Unemployment in 1973 was highest in regions comprised of Western states — 6.8% in California, Nevada, Arizona, and Hawaii, and 6.7% in Idaho, Oregon, Washington and Alaska — and lowest, at .8%, in a region made up of Missouri, Iowa, Nebraska and Kansas. The figures from the Labor Department’s Bureau of Labor Statistics were based on the 10 federal administrative regions. Of the 19 most populous states, Washington had the highest rate at 7.7% and California second at 7%. San Diego was the highest metropolitan area at 7.7%.
The Senate Agriculture Committee voted to reject an Administration plan to phase out federal donations of meat and other food commodities to school lunch rooms. The committee took the action by approving a bill making permanent and mandatory the Agriculture Department’s temporary power to buy food at market prices for donation. The authority had been scheduled to expire on June 30.
Lower speed limits figured significantly in a continuing decline in traffic deaths on the nation’s highways during March, the National Safety Council says. Traffic deaths dropped 25% in March, as they did in January and February, after speed limits were lowered to conserve gasoline. Council President Vincent Tofany said about 3,200 persons died in March, compared with 4,320 in March of 1973. In the first three months of 1974 there were 8,920 fatalities, down from 11,880 last year, he said.
An explosion ripped through the locker room of the Alitalia terminal at Kennedy International Airport in New York. At least two persons were injured: Police said they thought the blast was caused by a bomb.

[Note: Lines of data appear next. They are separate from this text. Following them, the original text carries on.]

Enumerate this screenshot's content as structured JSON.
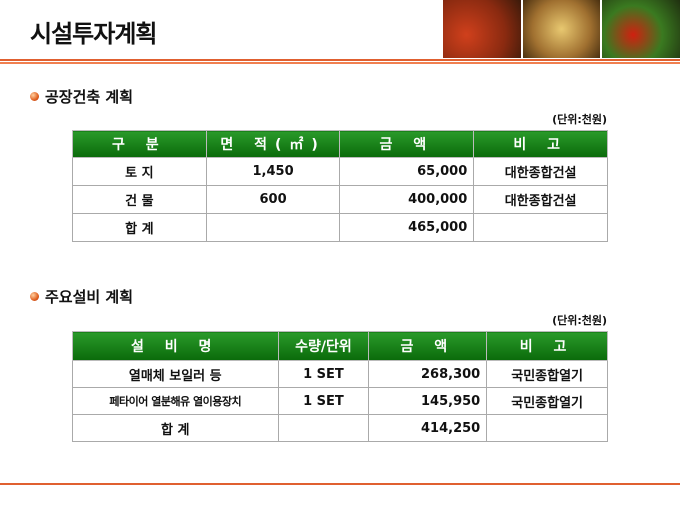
{
  "title": "시설투자계획",
  "section1": {
    "heading": "공장건축 계획",
    "unit": "(단위:천원)",
    "headers": [
      "구 분",
      "면 적(㎡)",
      "금 액",
      "비 고"
    ],
    "rows": [
      [
        "토 지",
        "1,450",
        "65,000",
        "대한종합건설"
      ],
      [
        "건 물",
        "600",
        "400,000",
        "대한종합건설"
      ],
      [
        "합 계",
        "",
        "465,000",
        ""
      ]
    ]
  },
  "section2": {
    "heading": "주요설비 계획",
    "unit": "(단위:천원)",
    "headers": [
      "설 비 명",
      "수량/단위",
      "금 액",
      "비 고"
    ],
    "rows": [
      [
        "열매체 보일러 등",
        "1 SET",
        "268,300",
        "국민종합열기"
      ],
      [
        "페타이어 열분해유 열이용장치",
        "1 SET",
        "145,950",
        "국민종합열기"
      ],
      [
        "합 계",
        "",
        "414,250",
        ""
      ]
    ]
  },
  "colors": {
    "header_green": "#138a13",
    "accent_orange": "#e06030"
  }
}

Two airline employees were injured when the bomb exploded in a locker.
The KVNB Cup for the championship of soccer football in the Netherlands was won by PSV Eindhoven, 6 to 0, over NAC Breda before 38,000 spectators at Feyenoord Stadium in Rotterdam.
Alf Ramsey, the manager of the England national football team since 1963, known for coaching the team that won the 1966 World Cup, was fired by England’s Football Association after England failed to qualify for the 1974 World Cup, missing the world championship final tournament for the first time in its history.
Tom Seaver allows only 3 hits and 2 walks, striking out 16 Dodgers in 12 innings, but the Mets lose in the 14th 2–1.
In a 5–3 loss to the Reds, Dock Ellis of the Pirates hits the first three batters with pitches in the first inning, setting a Major League record, and walks another in the frame before being lifted. Dock later reveals that he was high on pep pills at the time. He also said later that hit the batters — Rose, Morgan and Driessen — because the Reds had made disrespectful comments about the Pirates after beating them in the postseason two years earlier.
Dow Jones Industrial Average: 853.88 (+17.13, +2.05%).
Born:
Matthew Hatchette, NFL wide receiver (Minnesota Vikings, New York Jets, Jacksonville Jaguars), in Cleveland, Ohio.
Steve Randolph, MLB pitcher (Arizona Diamondbacks, Houston Astros), in Okinawa, Japan.
Lornah Kiplagat, Kenyan-born Dutch Olympic runner, 2007 cross country world champion; in Kabiemit, Keiyo District, Kenya.
Died:
Sir Frank Packer KBE, OStJ, 67, Australian media magnate and owner of the Nine Network and of Australian Consolidated Press.